The information that ‘builds’ us online often reveals far more than we realise. And it does so with surprising accuracy. When analysed as a whole, these behavioural patterns reveal:

  • daily habits
  • tastes and preferences
  • social circles and relationships
  • implicit information – details we have never explicitly stated but which emerge from our behaviour

It is a digital portrait that, in many cases, knows more about us than we consciously remember.

 

Personal data and sensitive data: they are not all the same

To protect your digital identity, you must first understand how the data that makes it up is classified. Not all data carries the same weight, nor the same level of risk.

 

Personal data

This is data that allows us to be identified, even indirectly. It is not particularly sensitive, yet its quantity and combination can reveal a great deal.

We are talking about details such as:

  • first name and surname
  • home address
  • telephone number

Individual details that appear harmless but, when put together, become an excellent starting point for building a profile.

 

Special (or sensitive) data

Here we enter a more delicate sphere. This is intimate, revealing information that can lead to discrimination or cause real harm if it falls into the wrong hands.

This category includes:

  • health status
  • political views
  • religious beliefs

Protecting this data requires stronger measures and a much greater level of awareness.

 

The power of correlation: where the real risk lies

The main problem is not the individual piece of data, but the ability of platforms to piece together different fragments to reconstruct complex identities. This is where algorithmic profiling comes into play.

Correlation allows us to move from scattered information to an extremely detailed model of our lives:

  • who we are
  • how we behave
  • what we desire
  • what we are likely to do in the future

From a cybersecurity perspective, this is a critical scenario. An attacker who manages to steal several ‘minor’ fragments, perhaps gathered from different sources and breaches, can:

  • launch perfectly targeted social engineering attacks
  • impersonate us
  • access services in our name
  • compromise personal and business accounts

This is how identity theft arises.
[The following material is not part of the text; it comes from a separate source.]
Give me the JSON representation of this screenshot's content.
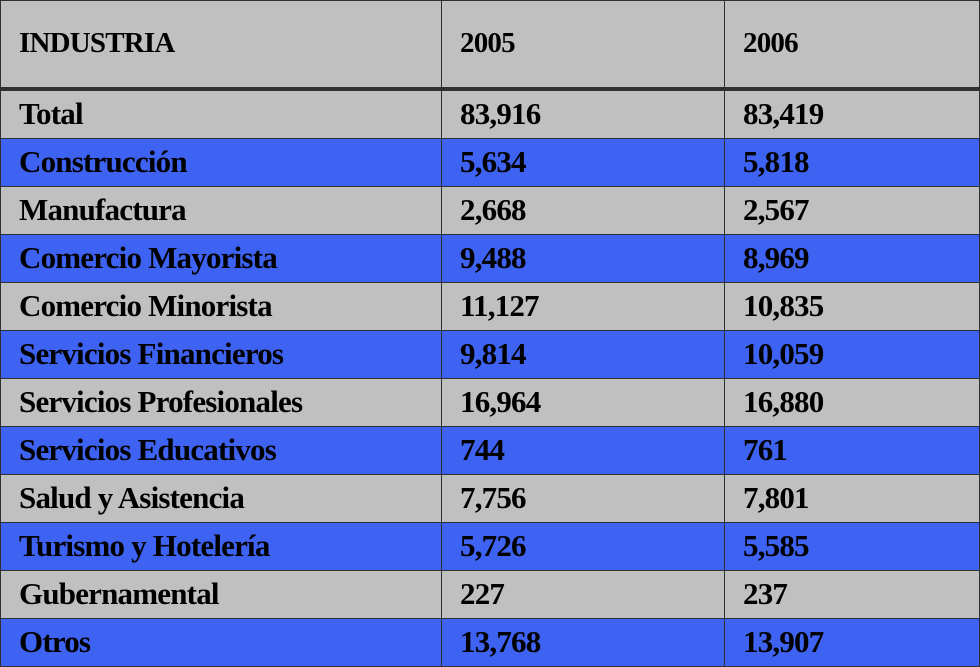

Not from a single piece of stolen data, but from many small pieces of data which, when combined, tell a complete story.

 

How to truly protect your digital identity

Protection doesn’t happen by chance. It requires an active, continuous, and thoughtful approach.

Here are the three most important principles.

  1. Data minimisation

Whenever an app or service asks for data, the question to ask is: does it really need it?

Anything that isn’t necessary for the service to function is an avoidable risk. A torch app that wants access to your contacts. A mapping app that asks for your photo gallery. A free service that asks for everything.

The less data we hand over, the less material there is to build our profile.

  1. Awareness of digital traces

Incognito browsing, selective cookie management, the use of VPNs and privacy-oriented browsers are simple tools that significantly reduce your digital footprint.

They do not eliminate tracking, but they limit it. And in this field, limiting it is already a significant achievement.

  1. Protection of sensitive data

Sensitive information deserves superior protection:

  • end-to-end encryption
  • multi-factor authentication
  • secure systems for managing health records
  • minimal sharing and maximum caution regarding the devices used to access them

Not all data is the same. And not all of it needs to travel through the same channels.

 

In conclusion

Our digital identity is not merely a collection of bureaucratic entries. It is a complex and detailed mosaic that reflects who we are, what we do and what we think. Protecting it is not just a regulatory obligation, but an act of self-defence in an environment where any piece of information can become a point of vulnerability.

In an interconnected world, security is no longer just a technological issue. It is a matter of personal awareness. It is the ability to understand what traces we leave behind, how they are collected and what they can reveal about us.

The more we know about our digital identity, the better we are able to defend it.